You Don’t Have to Be a Whiz Kid to Use Performance Metrics

A new guide helps managers analyze data to make better decisions.

The Urban Institute’s Harry Hatry is one of the pioneers of the late 20th century performance measurement movement. He has just released a new guide on transforming performance measurement that sums up his best practical advice in one place.

Harry Hatry is legendary. His indefatigable commitment to measuring government performance stretches back to his days as a Pentagon analyst on Defense Secretary Robert McNamara’s fabled Whiz Kids team before joining the Urban Institute in 1968.

He helped revitalize the performance measurement movement in the early 1970s as a part of national efforts to assess and manage the many civilian programs that grew out of the War on Poverty. The earlier performance measurement movement, which grew out of the Progressive Movement in the early 1900s, focused on reporting financial information. Hatry says: “Beginning in the 1970s, the key element of the performance measurement movement has been the focus on measuring outcomes, that is, the results of services . . . to improve the lives of citizens.”

He writes in his new guide that the current performance measurement movement has entered “a major new phase” that embraces greater analysis of performance information as well as an increased emphasis on performance management—using performance information to make evidence-based decisions.

Hatry says three sets of limitations tend to inhibit most existing performance measurement systems in organizations at all levels of government:

  • Data. Usable information produced by most performance measurement systems has been limited.
  • Analysis and Reporting. The data available has not be analyzed and interpreted to make it useful to decision-makers.
  • Use. Performance information is not fully used by public managers to make decisions, “most likely in part because of the limitation mentioned above.”

He notes that advances in technology, the decreasing cost of collecting data, the widespread growth in the acceptance of performance measurement, and an increased demand for reliable evidence have cumulatively created a demand for more performance information to make informed decisions.

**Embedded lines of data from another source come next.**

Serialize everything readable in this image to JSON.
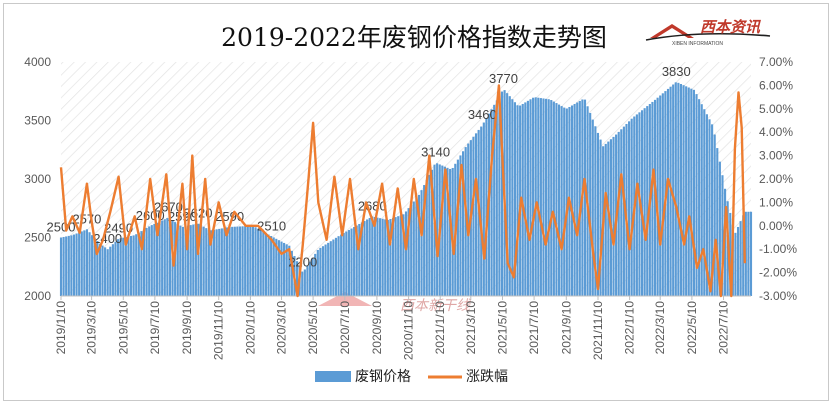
{
  "chart_data": {
    "type": "bar+line",
    "title": "2019-2022年废钢价格指数走势图",
    "logo_text": "西本资讯",
    "logo_subtext": "XIBEN INFORMATION",
    "watermark_text": "西本新干线",
    "series": [
      {
        "name": "废钢价格",
        "type": "bar",
        "axis": "left",
        "color": "#5b9bd5"
      },
      {
        "name": "涨跌幅",
        "type": "line",
        "axis": "right",
        "color": "#ed7d31"
      }
    ],
    "ylim_left": [
      2000,
      4000
    ],
    "yticks_left": [
      "2000",
      "2500",
      "3000",
      "3500",
      "4000"
    ],
    "ylim_right": [
      -0.03,
      0.07
    ],
    "yticks_right": [
      "-3.00%",
      "-2.00%",
      "-1.00%",
      "0.00%",
      "1.00%",
      "2.00%",
      "3.00%",
      "4.00%",
      "5.00%",
      "6.00%",
      "7.00%"
    ],
    "x_tick_labels": [
      "2019/1/10",
      "2019/3/10",
      "2019/5/10",
      "2019/7/10",
      "2019/9/10",
      "2019/11/10",
      "2020/1/10",
      "2020/3/10",
      "2020/5/10",
      "2020/7/10",
      "2020/9/10",
      "2020/11/10",
      "2021/1/10",
      "2021/3/10",
      "2021/5/10",
      "2021/7/10",
      "2021/9/10",
      "2021/11/10",
      "2022/1/10",
      "2022/3/10",
      "2022/5/10",
      "2022/7/10"
    ],
    "price_anchors": [
      [
        "2019-01-10",
        2500
      ],
      [
        "2019-02-01",
        2520
      ],
      [
        "2019-03-01",
        2570
      ],
      [
        "2019-03-25",
        2450
      ],
      [
        "2019-04-10",
        2400
      ],
      [
        "2019-05-01",
        2490
      ],
      [
        "2019-06-01",
        2520
      ],
      [
        "2019-07-01",
        2600
      ],
      [
        "2019-08-05",
        2670
      ],
      [
        "2019-09-01",
        2590
      ],
      [
        "2019-10-01",
        2620
      ],
      [
        "2019-10-25",
        2560
      ],
      [
        "2019-12-01",
        2590
      ],
      [
        "2020-01-15",
        2600
      ],
      [
        "2020-02-20",
        2510
      ],
      [
        "2020-03-25",
        2430
      ],
      [
        "2020-04-20",
        2200
      ],
      [
        "2020-05-20",
        2400
      ],
      [
        "2020-07-01",
        2520
      ],
      [
        "2020-08-01",
        2600
      ],
      [
        "2020-09-01",
        2680
      ],
      [
        "2020-10-01",
        2650
      ],
      [
        "2020-11-01",
        2700
      ],
      [
        "2020-12-01",
        2870
      ],
      [
        "2021-01-01",
        3140
      ],
      [
        "2021-02-01",
        3080
      ],
      [
        "2021-03-01",
        3280
      ],
      [
        "2021-04-01",
        3460
      ],
      [
        "2021-05-12",
        3770
      ],
      [
        "2021-06-10",
        3620
      ],
      [
        "2021-07-10",
        3700
      ],
      [
        "2021-08-10",
        3680
      ],
      [
        "2021-09-10",
        3600
      ],
      [
        "2021-10-15",
        3690
      ],
      [
        "2021-11-20",
        3280
      ],
      [
        "2021-12-15",
        3380
      ],
      [
        "2022-01-15",
        3520
      ],
      [
        "2022-03-01",
        3680
      ],
      [
        "2022-04-10",
        3830
      ],
      [
        "2022-05-15",
        3760
      ],
      [
        "2022-06-20",
        3450
      ],
      [
        "2022-07-15",
        2870
      ],
      [
        "2022-08-01",
        2530
      ],
      [
        "2022-08-20",
        2720
      ]
    ],
    "change_points": [
      [
        "2019-01-10",
        0.025
      ],
      [
        "2019-01-20",
        -0.002
      ],
      [
        "2019-02-01",
        0.004
      ],
      [
        "2019-02-15",
        -0.003
      ],
      [
        "2019-03-01",
        0.018
      ],
      [
        "2019-03-10",
        0.002
      ],
      [
        "2019-03-20",
        -0.012
      ],
      [
        "2019-04-01",
        -0.006
      ],
      [
        "2019-04-15",
        0.006
      ],
      [
        "2019-05-01",
        0.021
      ],
      [
        "2019-05-15",
        -0.008
      ],
      [
        "2019-06-01",
        0.004
      ],
      [
        "2019-06-15",
        -0.01
      ],
      [
        "2019-07-01",
        0.02
      ],
      [
        "2019-07-15",
        -0.004
      ],
      [
        "2019-08-01",
        0.022
      ],
      [
        "2019-08-15",
        -0.017
      ],
      [
        "2019-09-01",
        0.018
      ],
      [
        "2019-09-10",
        -0.01
      ],
      [
        "2019-09-20",
        0.03
      ],
      [
        "2019-10-01",
        -0.012
      ],
      [
        "2019-10-15",
        0.02
      ],
      [
        "2019-10-25",
        -0.008
      ],
      [
        "2019-11-10",
        0.01
      ],
      [
        "2019-11-25",
        -0.004
      ],
      [
        "2019-12-10",
        0.006
      ],
      [
        "2020-01-01",
        0.0
      ],
      [
        "2020-01-25",
        0.0
      ],
      [
        "2020-02-20",
        -0.006
      ],
      [
        "2020-03-10",
        -0.012
      ],
      [
        "2020-03-25",
        -0.01
      ],
      [
        "2020-04-10",
        -0.03
      ],
      [
        "2020-04-20",
        -0.008
      ],
      [
        "2020-05-01",
        0.02
      ],
      [
        "2020-05-10",
        0.044
      ],
      [
        "2020-05-20",
        0.01
      ],
      [
        "2020-06-05",
        -0.006
      ],
      [
        "2020-06-20",
        0.021
      ],
      [
        "2020-07-05",
        -0.004
      ],
      [
        "2020-07-20",
        0.02
      ],
      [
        "2020-08-05",
        -0.01
      ],
      [
        "2020-08-20",
        0.01
      ],
      [
        "2020-09-05",
        0.0
      ],
      [
        "2020-09-20",
        0.018
      ],
      [
        "2020-10-05",
        -0.008
      ],
      [
        "2020-10-20",
        0.016
      ],
      [
        "2020-11-05",
        -0.01
      ],
      [
        "2020-11-20",
        0.02
      ],
      [
        "2020-12-05",
        -0.004
      ],
      [
        "2020-12-20",
        0.03
      ],
      [
        "2021-01-05",
        -0.013
      ],
      [
        "2021-01-20",
        0.024
      ],
      [
        "2021-02-05",
        -0.012
      ],
      [
        "2021-02-20",
        0.026
      ],
      [
        "2021-03-05",
        -0.004
      ],
      [
        "2021-03-20",
        0.02
      ],
      [
        "2021-04-05",
        -0.014
      ],
      [
        "2021-04-20",
        0.03
      ],
      [
        "2021-05-03",
        0.06
      ],
      [
        "2021-05-10",
        0.028
      ],
      [
        "2021-05-20",
        -0.016
      ],
      [
        "2021-06-01",
        -0.022
      ],
      [
        "2021-06-15",
        0.012
      ],
      [
        "2021-07-01",
        -0.006
      ],
      [
        "2021-07-15",
        0.01
      ],
      [
        "2021-08-01",
        -0.008
      ],
      [
        "2021-08-15",
        0.006
      ],
      [
        "2021-09-01",
        -0.01
      ],
      [
        "2021-09-15",
        0.012
      ],
      [
        "2021-10-01",
        -0.004
      ],
      [
        "2021-10-15",
        0.02
      ],
      [
        "2021-11-01",
        -0.012
      ],
      [
        "2021-11-10",
        -0.027
      ],
      [
        "2021-11-25",
        0.014
      ],
      [
        "2021-12-10",
        -0.008
      ],
      [
        "2021-12-25",
        0.022
      ],
      [
        "2022-01-10",
        -0.01
      ],
      [
        "2022-01-25",
        0.018
      ],
      [
        "2022-02-10",
        -0.006
      ],
      [
        "2022-02-25",
        0.024
      ],
      [
        "2022-03-10",
        -0.008
      ],
      [
        "2022-03-25",
        0.02
      ],
      [
        "2022-04-10",
        0.008
      ],
      [
        "2022-04-25",
        -0.008
      ],
      [
        "2022-05-05",
        0.004
      ],
      [
        "2022-05-20",
        -0.018
      ],
      [
        "2022-06-01",
        -0.01
      ],
      [
        "2022-06-15",
        -0.028
      ],
      [
        "2022-06-25",
        -0.006
      ],
      [
        "2022-07-05",
        -0.03
      ],
      [
        "2022-07-15",
        0.008
      ],
      [
        "2022-07-25",
        -0.03
      ],
      [
        "2022-08-01",
        0.033
      ],
      [
        "2022-08-08",
        0.057
      ],
      [
        "2022-08-14",
        0.042
      ],
      [
        "2022-08-20",
        -0.016
      ]
    ],
    "annotations": [
      {
        "date": "2019-01-10",
        "value": 2500,
        "text": "2500"
      },
      {
        "date": "2019-03-01",
        "value": 2570,
        "text": "2570"
      },
      {
        "date": "2019-04-10",
        "value": 2400,
        "text": "2400"
      },
      {
        "date": "2019-05-01",
        "value": 2490,
        "text": "2490"
      },
      {
        "date": "2019-07-01",
        "value": 2600,
        "text": "2600"
      },
      {
        "date": "2019-08-05",
        "value": 2670,
        "text": "2670"
      },
      {
        "date": "2019-09-01",
        "value": 2590,
        "text": "2590"
      },
      {
        "date": "2019-10-01",
        "value": 2620,
        "text": "2620"
      },
      {
        "date": "2019-12-01",
        "value": 2590,
        "text": "2590"
      },
      {
        "date": "2020-02-20",
        "value": 2510,
        "text": "2510"
      },
      {
        "date": "2020-04-20",
        "value": 2200,
        "text": "2200"
      },
      {
        "date": "2020-09-01",
        "value": 2680,
        "text": "2680"
      },
      {
        "date": "2021-01-01",
        "value": 3140,
        "text": "3140"
      },
      {
        "date": "2021-04-01",
        "value": 3460,
        "text": "3460"
      },
      {
        "date": "2021-05-12",
        "value": 3770,
        "text": "3770"
      },
      {
        "date": "2022-04-10",
        "value": 3830,
        "text": "3830"
      }
    ],
    "legend_position": "bottom-center",
    "grid": false
  }
}
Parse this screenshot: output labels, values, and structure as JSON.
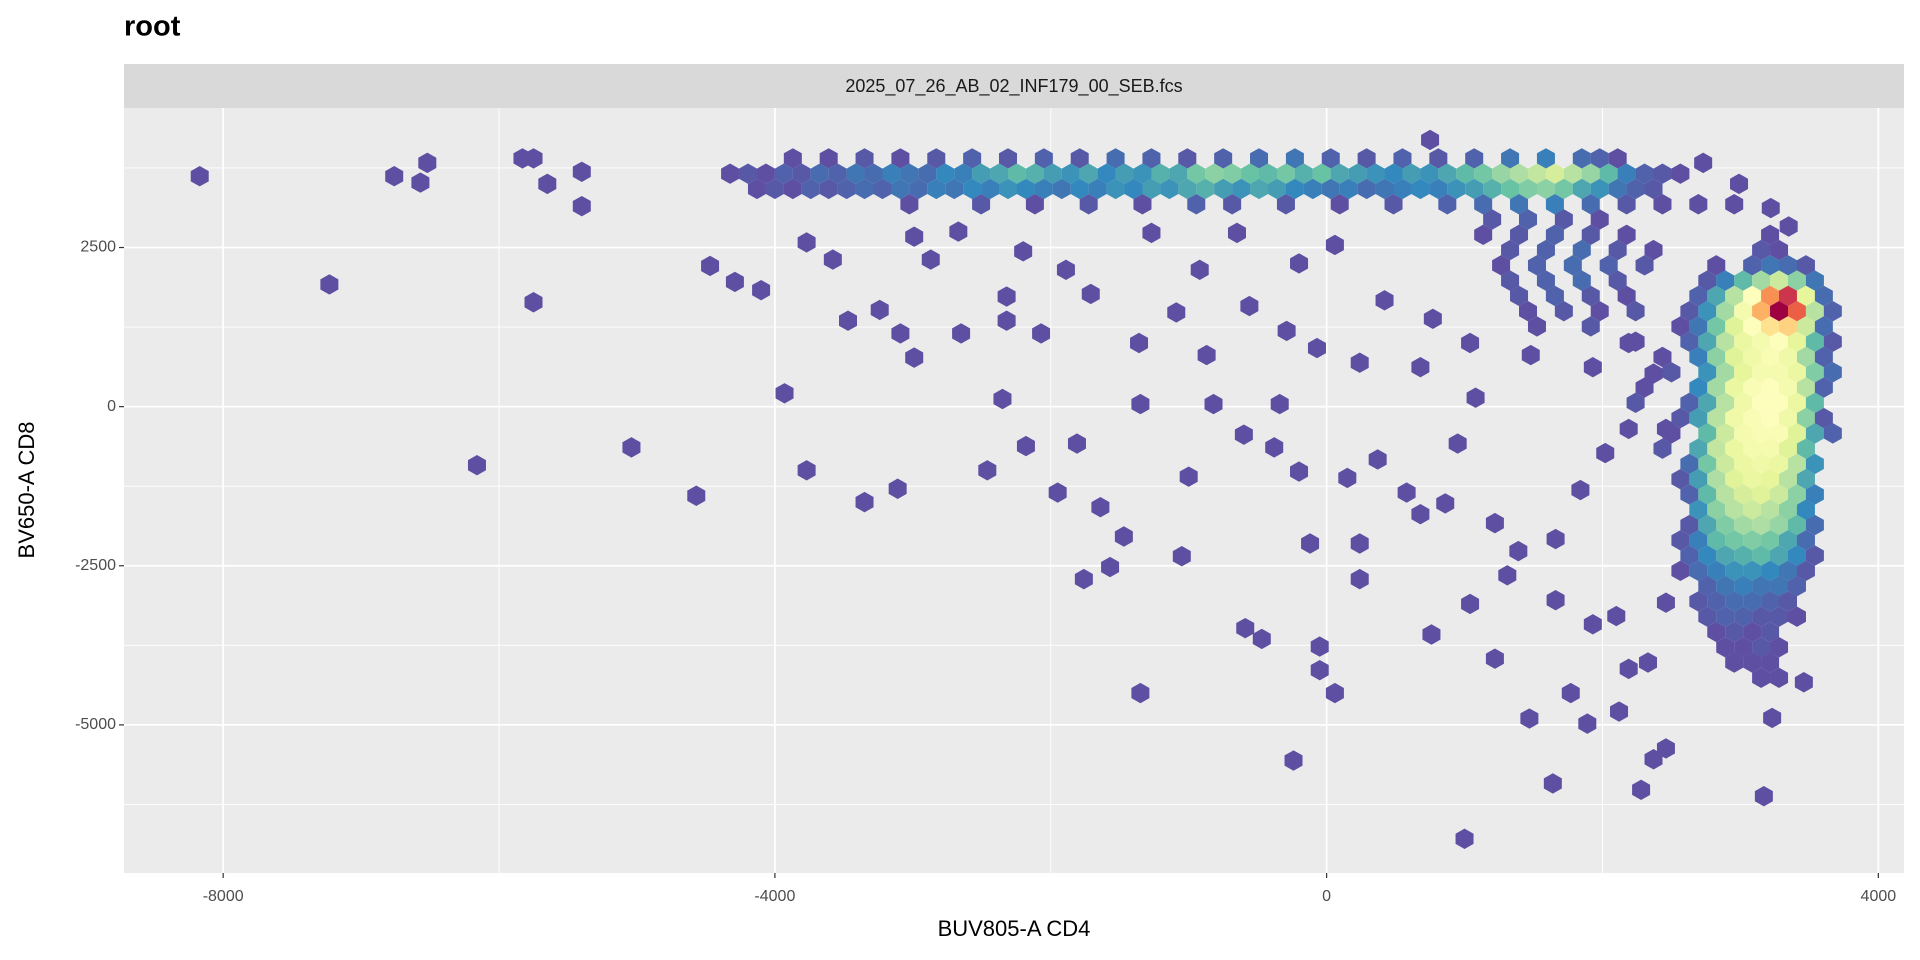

Hatry’s goal in writing the guide is to offer “suggestions that do not require ongoing use of highly specialized personnel or are likely to require substantial added resources.” Some of his advice is centered on tools and techniques that he has pioneered or promoted over the years, including:

  • Use logic models, or “outcome sequence charts,” to diagram how various program activities interact and contribute to an outcome. Hatry says logic models are helpful in “highlighting the relative importance of the various ‘intermediate’ and ‘end’ outcomes” so managers will know where to place their attention and resources.
  • Use stakeholder and customer surveys to help ensure you are focusing on the right outcomes and understand customer satisfaction and client conditions.
  • Disaggregate performance data by key major customer characteristics, such as demographics, difficulty to serve and risk of failure. Overly aggregated data can hide what is really happening.
  • If using a PerformanceStat approach in headquarters, cascade its use to divisions and field levels as a strategic leadership strategy.
  • Provide transparency into performance information to front-line employees, so they can be empowered to identify and solve problems on their own.

Hatry’s guide is brief, readable and actionable—less than 90 pages. It was written from an unparalleled vantage point of years of practice. It’s worth the read, even if only to self-assess your existing performance measurement and management systems.